The storms we deal with are here for a season; for us, it seemed like an eternity. Imagine having to visit your only child at the hospital daily for months and riding the roller coaster of the neonatal intensive care unit (NICU) and one day, her condition has improved enough to bring her home. Then, trade the hours of worry in for the euphoric moment when her pediatrician says “she can be discharged for home.” From what I’ve read recently in the Bible, the closest thing that can parallel those words is when Jesus says “well done, thou good and faithful servant.”

Because of Christ, now we can say that we are conquerors.
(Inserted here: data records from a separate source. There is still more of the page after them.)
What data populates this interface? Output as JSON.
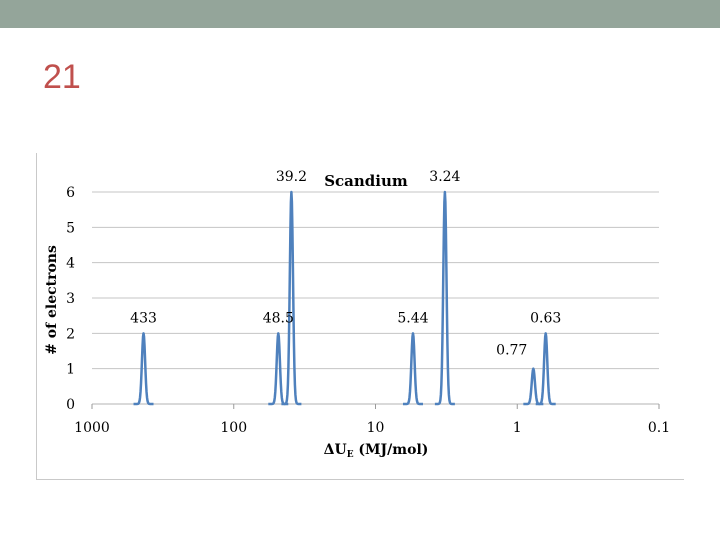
{
  "slide": {
    "title": "21",
    "title_color": "#c0504d",
    "top_band_color": "#94a59a"
  },
  "chart_data": {
    "type": "line",
    "title": "Scandium",
    "xlabel_main": "ΔU",
    "xlabel_sub": "E",
    "xlabel_unit": " (MJ/mol)",
    "ylabel": "# of electrons",
    "x_scale": "log",
    "x_reversed": true,
    "xlim": [
      1000,
      0.1
    ],
    "ylim": [
      0,
      6
    ],
    "x_ticks": [
      {
        "value": 1000,
        "label": "1000"
      },
      {
        "value": 100,
        "label": "100"
      },
      {
        "value": 10,
        "label": "10"
      },
      {
        "value": 1,
        "label": "1"
      },
      {
        "value": 0.1,
        "label": "0.1"
      }
    ],
    "y_ticks": [
      {
        "value": 0,
        "label": "0"
      },
      {
        "value": 1,
        "label": "1"
      },
      {
        "value": 2,
        "label": "2"
      },
      {
        "value": 3,
        "label": "3"
      },
      {
        "value": 4,
        "label": "4"
      },
      {
        "value": 5,
        "label": "5"
      },
      {
        "value": 6,
        "label": "6"
      }
    ],
    "grid": true,
    "line_color": "#4f81bd",
    "peaks": [
      {
        "energy": 433,
        "electrons": 2,
        "label": "433"
      },
      {
        "energy": 48.5,
        "electrons": 2,
        "label": "48.5"
      },
      {
        "energy": 39.2,
        "electrons": 6,
        "label": "39.2"
      },
      {
        "energy": 5.44,
        "electrons": 2,
        "label": "5.44"
      },
      {
        "energy": 3.24,
        "electrons": 6,
        "label": "3.24"
      },
      {
        "energy": 0.77,
        "electrons": 1,
        "label": "0.77"
      },
      {
        "energy": 0.63,
        "electrons": 2,
        "label": "0.63"
      }
    ]
  }
}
This is not to say that every day has been a cakewalk. Far from it. We’ve both made extremely difficult decisions that ultimately have been best for Caeli’s health as well as our own. I do apologize to the people who saw zombies at the Department of Health and Rineco because there were many, many days which we did not know if we were coming or going as a result of being so tired. Day after day, test after test, bill after bill yet we managed to give each day a fighting chance. Even in the days when it would’ve been easier to stay at home, we kept running our race and fighting for our daughter. Through the resuscitation and transfusions, intubations, self-extubations (done twice), retinopathy of prematurity (ROP), surgery, scans, and all of the IVs and foot pricks to check blood gases, we still carried our cross for what was right not as her parents but also as practicing Christians. Our sole promise is a critical one:  that one Caeli made it here and through every battle imaginable, the three bears would become living embodiments of Joshua 24:15. If you haven’t read it, here it is:



In the upcoming days, we will have more than a truckload of doctor’s appointments as par for the course with newborns and still have to provide safe care for our angel. Caeli will catch up and exceed our wildest dreams and highest expectations because of what she has already encountered in the last five months. She will keep growing and being beautiful like her mother, and one day she’ll understand our love story.
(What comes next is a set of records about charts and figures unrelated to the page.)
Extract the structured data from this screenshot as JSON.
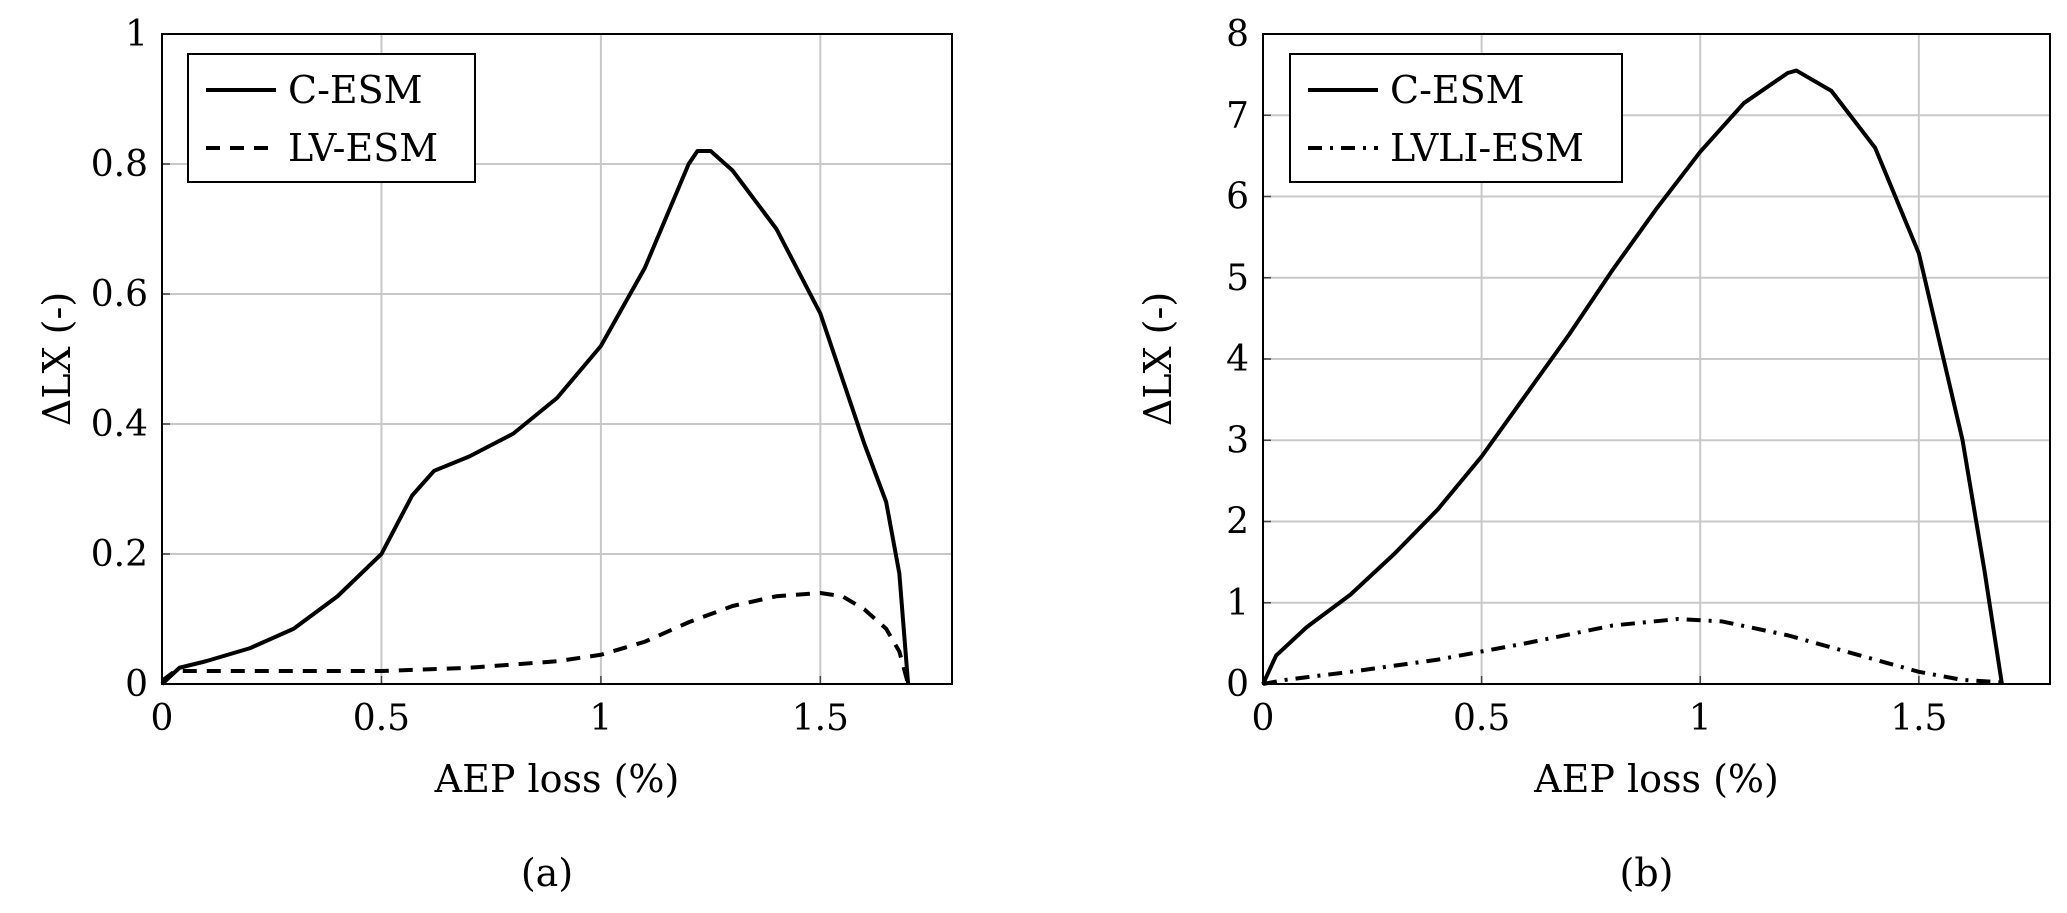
{
  "chart_data": [
    {
      "type": "line",
      "caption": "(a)",
      "xlabel": "AEP loss (%)",
      "ylabel": "ΔLX (-)",
      "xlim": [
        0,
        1.8
      ],
      "ylim": [
        0,
        1
      ],
      "xticks": [
        0,
        0.5,
        1,
        1.5
      ],
      "yticks": [
        0,
        0.2,
        0.4,
        0.6,
        0.8,
        1
      ],
      "xtick_labels": [
        "0",
        "0.5",
        "1",
        "1.5"
      ],
      "ytick_labels": [
        "0",
        "0.2",
        "0.4",
        "0.6",
        "0.8",
        "1"
      ],
      "grid": true,
      "legend_position": "top-left",
      "series": [
        {
          "name": "C-ESM",
          "style": "solid",
          "x": [
            0,
            0.04,
            0.1,
            0.2,
            0.3,
            0.4,
            0.5,
            0.57,
            0.62,
            0.7,
            0.8,
            0.9,
            1.0,
            1.1,
            1.2,
            1.22,
            1.25,
            1.3,
            1.4,
            1.5,
            1.6,
            1.65,
            1.68,
            1.7
          ],
          "y": [
            0,
            0.025,
            0.035,
            0.055,
            0.085,
            0.135,
            0.2,
            0.29,
            0.328,
            0.35,
            0.385,
            0.44,
            0.52,
            0.64,
            0.8,
            0.82,
            0.82,
            0.79,
            0.7,
            0.57,
            0.37,
            0.28,
            0.17,
            0
          ]
        },
        {
          "name": "LV-ESM",
          "style": "dashed",
          "x": [
            0,
            0.03,
            0.5,
            0.7,
            0.9,
            1.0,
            1.1,
            1.2,
            1.3,
            1.4,
            1.5,
            1.55,
            1.6,
            1.65,
            1.68,
            1.7
          ],
          "y": [
            0.005,
            0.02,
            0.02,
            0.025,
            0.035,
            0.045,
            0.065,
            0.095,
            0.12,
            0.135,
            0.14,
            0.135,
            0.115,
            0.085,
            0.05,
            0
          ]
        }
      ]
    },
    {
      "type": "line",
      "caption": "(b)",
      "xlabel": "AEP loss (%)",
      "ylabel": "ΔLX (-)",
      "xlim": [
        0,
        1.8
      ],
      "ylim": [
        0,
        8
      ],
      "xticks": [
        0,
        0.5,
        1,
        1.5
      ],
      "yticks": [
        0,
        1,
        2,
        3,
        4,
        5,
        6,
        7,
        8
      ],
      "xtick_labels": [
        "0",
        "0.5",
        "1",
        "1.5"
      ],
      "ytick_labels": [
        "0",
        "1",
        "2",
        "3",
        "4",
        "5",
        "6",
        "7",
        "8"
      ],
      "grid": true,
      "legend_position": "top-left",
      "series": [
        {
          "name": "C-ESM",
          "style": "solid",
          "x": [
            0,
            0.03,
            0.1,
            0.2,
            0.3,
            0.4,
            0.5,
            0.6,
            0.7,
            0.8,
            0.9,
            1.0,
            1.1,
            1.2,
            1.22,
            1.3,
            1.4,
            1.5,
            1.6,
            1.65,
            1.69
          ],
          "y": [
            0,
            0.35,
            0.7,
            1.1,
            1.6,
            2.15,
            2.8,
            3.55,
            4.3,
            5.1,
            5.85,
            6.55,
            7.15,
            7.52,
            7.55,
            7.3,
            6.6,
            5.3,
            3.0,
            1.4,
            0
          ]
        },
        {
          "name": "LVLI-ESM",
          "style": "dashdot",
          "x": [
            0,
            0.05,
            0.2,
            0.4,
            0.6,
            0.8,
            0.95,
            1.05,
            1.2,
            1.4,
            1.5,
            1.6,
            1.69
          ],
          "y": [
            0,
            0.05,
            0.15,
            0.3,
            0.5,
            0.72,
            0.8,
            0.77,
            0.6,
            0.3,
            0.15,
            0.05,
            0.02
          ]
        }
      ]
    }
  ]
}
Because that’s what being a conqueror is all about.

Standing in the face of fear, not knowing that our baby would make it through the night in those early days of life, all we had was an unwavering faith that indeed did question both God and the medical staff. Don’t get it twisted:  when I questioned God, it was why us? I’ll follow you to the end, please take care of Caeli. How do we manage postpartum depression with a baby nineteen miles away in an incubator and wife not only healing from an emergency Cesarean section but also trying to recollect the details from her labor? What about my ostracism from the operating room to just outside the door in which two lives hung in the balance? Damn the fact I did not get to cut the umbilical cord. What would I have done had I lost both my wife and daughter on those wee hours of February 13? Then what?








With babies, every day is a brand new day.
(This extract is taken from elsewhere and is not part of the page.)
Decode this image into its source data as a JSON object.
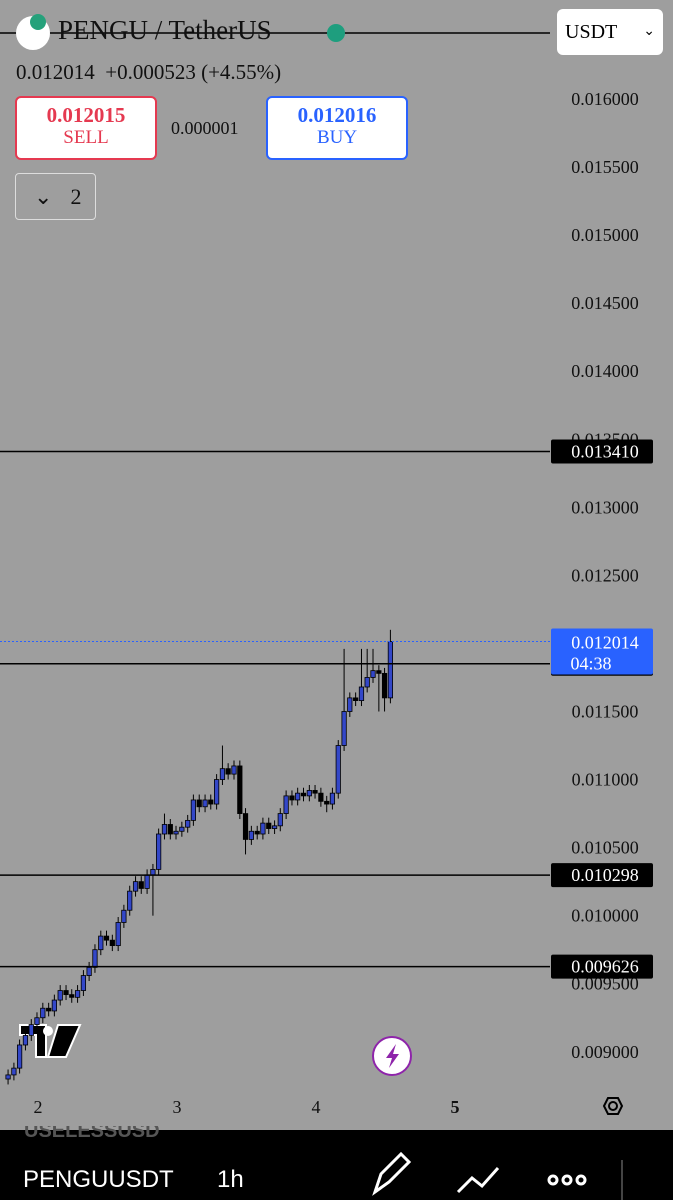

Our journey to today did not begin on February 13 in the NICU – it started about a year and a half ago when we made the decision to finally start a family after much prayer and deliberation. Weeks in fertility clinics of becoming hot potatoes for the specialists we saw, mounting medical bills that insurance companies refused to cover, and the emotional challenges that accompanied it all not limited to those well-intentioned barbs (what’s taking so long?/Ya shootin’ blanks?/all you need is some Levert and some candles/try the “baby in a bottle” pills/etc.) that made it hard work. For one to understand what the past nineteen months have been like he or she must acknowledge that not all transitions are smooth and painless nor are they rife with spiritual or emotional aches too great to bear. One must linger, to build ebenezers – stones set on one another to mark a place of great transformation, a liminal place of having met or reintroduced to God and seeing His rescue.

We are more than conquerors. We’re also Caeli Elise’s parents.